The title One-to-One, a project by Elisa van Joolen, refers to the working method in which items of clothing are covered in black and blue ink and accordingly pressed on other pieces of clothing. Each item serves as a stamp, and is simultaneously being stamped on, thus creating a chain reaction making every One-To-One item both an original and a copy. As such the project One-to-One offers new perspectives on (re)production in fashion; it allows the viewer to look beyond the status conveyed by the label and see the actual, material properties of clothing.
One-to-One, as method, gives way to a new entity: it is both a fashionable wearable and a two-dimensional work. Besides the garments, the work also consists of paper sheets used in the process of pressing to block the ink from soaking the fabric. Together with the garments, this by-product of the pressing process subtly lays bare the essence of fashion: the weaving textures of the fabric, details such as zippers, seams and buttons, and brand logos.

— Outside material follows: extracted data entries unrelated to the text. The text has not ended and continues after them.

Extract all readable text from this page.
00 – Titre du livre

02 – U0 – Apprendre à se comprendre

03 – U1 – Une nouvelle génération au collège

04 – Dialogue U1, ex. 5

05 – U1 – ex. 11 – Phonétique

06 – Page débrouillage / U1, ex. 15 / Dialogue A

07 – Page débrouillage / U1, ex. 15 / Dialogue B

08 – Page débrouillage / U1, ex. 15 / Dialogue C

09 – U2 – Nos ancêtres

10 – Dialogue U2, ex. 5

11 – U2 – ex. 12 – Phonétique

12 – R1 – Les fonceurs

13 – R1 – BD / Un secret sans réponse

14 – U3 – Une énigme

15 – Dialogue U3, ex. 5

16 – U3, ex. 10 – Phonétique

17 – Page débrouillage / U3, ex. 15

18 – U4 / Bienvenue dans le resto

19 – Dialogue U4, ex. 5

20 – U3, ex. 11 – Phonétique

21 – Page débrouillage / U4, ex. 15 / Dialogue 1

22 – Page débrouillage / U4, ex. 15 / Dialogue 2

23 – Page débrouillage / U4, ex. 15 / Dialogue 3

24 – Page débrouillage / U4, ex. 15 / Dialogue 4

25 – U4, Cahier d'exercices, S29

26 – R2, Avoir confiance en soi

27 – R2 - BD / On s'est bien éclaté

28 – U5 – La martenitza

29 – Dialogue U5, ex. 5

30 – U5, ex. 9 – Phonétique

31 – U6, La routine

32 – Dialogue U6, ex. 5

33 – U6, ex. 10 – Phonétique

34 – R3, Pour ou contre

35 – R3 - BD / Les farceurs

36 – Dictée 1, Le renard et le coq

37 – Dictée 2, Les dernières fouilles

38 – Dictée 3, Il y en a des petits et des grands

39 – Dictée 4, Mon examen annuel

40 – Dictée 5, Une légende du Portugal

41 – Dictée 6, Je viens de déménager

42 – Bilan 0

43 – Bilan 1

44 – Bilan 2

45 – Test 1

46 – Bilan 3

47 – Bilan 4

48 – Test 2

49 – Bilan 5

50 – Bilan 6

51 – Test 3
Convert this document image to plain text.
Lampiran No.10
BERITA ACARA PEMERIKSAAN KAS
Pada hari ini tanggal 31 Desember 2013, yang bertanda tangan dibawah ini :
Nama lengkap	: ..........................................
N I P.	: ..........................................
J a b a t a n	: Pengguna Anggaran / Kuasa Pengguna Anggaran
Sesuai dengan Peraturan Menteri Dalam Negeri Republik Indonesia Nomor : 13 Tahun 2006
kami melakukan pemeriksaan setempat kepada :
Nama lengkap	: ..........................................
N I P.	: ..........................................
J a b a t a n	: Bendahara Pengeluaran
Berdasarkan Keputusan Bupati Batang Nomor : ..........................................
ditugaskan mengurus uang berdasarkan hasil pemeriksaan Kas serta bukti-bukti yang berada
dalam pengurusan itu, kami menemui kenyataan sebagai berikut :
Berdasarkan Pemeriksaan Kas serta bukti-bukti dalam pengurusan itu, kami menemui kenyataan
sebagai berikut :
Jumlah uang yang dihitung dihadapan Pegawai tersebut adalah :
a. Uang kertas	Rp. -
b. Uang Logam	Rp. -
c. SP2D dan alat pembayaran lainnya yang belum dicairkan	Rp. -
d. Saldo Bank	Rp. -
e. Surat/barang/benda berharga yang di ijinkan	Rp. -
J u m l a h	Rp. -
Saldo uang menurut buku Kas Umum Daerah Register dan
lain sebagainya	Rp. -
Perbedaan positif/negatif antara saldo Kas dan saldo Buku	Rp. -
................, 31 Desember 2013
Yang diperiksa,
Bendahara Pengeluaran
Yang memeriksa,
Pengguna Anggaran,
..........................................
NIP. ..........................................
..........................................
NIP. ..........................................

At Onomatopee, the visitor is invited to wear the One-to-One garments. The printing sheets of the recently published One-to-One Reader are made into a fitting room. As such, Elisa van Joolen encourages the viewer to move beyond the static process of looking at fashion towards embodying it as well.
Exploring these dualities within fashion – the material versus the immaterial and fashion as an artefact versus fashion as an embodied experience – Van Joolen aims to open up perspectives on the role of (re)production within the fashion system and value creation in relation to the material and immaterial properties of our garments.
These threads are explored in a publication, released and available through Onomatopee – by diverse experts in the international field.
One-To-One is part in 11''x 17'', an ongoing project that examines and challenges the fashion industry’s prevailing value systems and proposes new methods of production.